Where working under a duty to follow a procedural rule within a system, an employee will be subject to
disciplinary action when he/she has recklessly disregarded the risks associated with non-compliance.
At all times, an employee will be subject to the duty to avoid causing harm to themselves, to fellow
employees, patients, visitors, and to the organization. Under this duty, employees will be open to
disciplinary action when an employee has acted with reckless disregard toward harm to self or others.
In addition to these actions stemming from single events, when it is found that an employee has
committed a series of human errors or at-risk behaviors whose cause does not originate within the work
system, that employee will be subject to disciplinary action when it has been found that non-punitive
remedial action (e.g., education, coaching) is not effective in changing behavior.

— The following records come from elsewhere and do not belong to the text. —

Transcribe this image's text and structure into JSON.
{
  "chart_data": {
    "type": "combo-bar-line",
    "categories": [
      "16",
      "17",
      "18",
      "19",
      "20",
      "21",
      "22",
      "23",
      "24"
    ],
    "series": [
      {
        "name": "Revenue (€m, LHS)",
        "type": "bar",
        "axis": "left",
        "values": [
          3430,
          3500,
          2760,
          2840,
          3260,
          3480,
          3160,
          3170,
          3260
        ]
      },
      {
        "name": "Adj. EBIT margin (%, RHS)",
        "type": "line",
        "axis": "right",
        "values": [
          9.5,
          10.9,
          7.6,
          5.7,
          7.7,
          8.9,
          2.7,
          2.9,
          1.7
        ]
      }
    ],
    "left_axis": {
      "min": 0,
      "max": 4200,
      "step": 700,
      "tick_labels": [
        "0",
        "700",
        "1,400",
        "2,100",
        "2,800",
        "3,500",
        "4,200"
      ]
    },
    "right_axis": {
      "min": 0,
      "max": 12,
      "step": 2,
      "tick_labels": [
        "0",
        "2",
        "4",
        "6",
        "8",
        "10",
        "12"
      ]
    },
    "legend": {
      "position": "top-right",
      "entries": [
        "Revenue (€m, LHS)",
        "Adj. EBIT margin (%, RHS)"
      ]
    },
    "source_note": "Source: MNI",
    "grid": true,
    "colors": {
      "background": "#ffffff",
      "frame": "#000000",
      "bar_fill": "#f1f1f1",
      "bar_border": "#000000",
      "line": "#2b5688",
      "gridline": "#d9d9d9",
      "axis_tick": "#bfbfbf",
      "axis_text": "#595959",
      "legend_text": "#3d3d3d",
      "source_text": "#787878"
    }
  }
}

Decision-making in accordance with these provisions will use an objective standard, except where the
employee may show subjectively that they had a good faith basis for believing that a particular breach
was justified. Actions taken along with these provisions will be guided by the Just Culture Algorithm.
Just Culture Committees
Just Culture Steering Committee
The Just Culture Steering Committee is responsible for providing oversight and recommendations on Just
Culture integration within HOSPITAL-owned or affiliated organizations. Specific recommendations will
focus on providing direction on Just Culture implementation, budget considerations, training implications,
and ultimately the successful sustainability of Just Culture within each HOSPITAL-owned or affiliated
organization.
Just Culture Operations Committee
A tactical committee that will help ensure successful implementation of Just Culture by following the
recommendations of the Just Culture Steering Committee.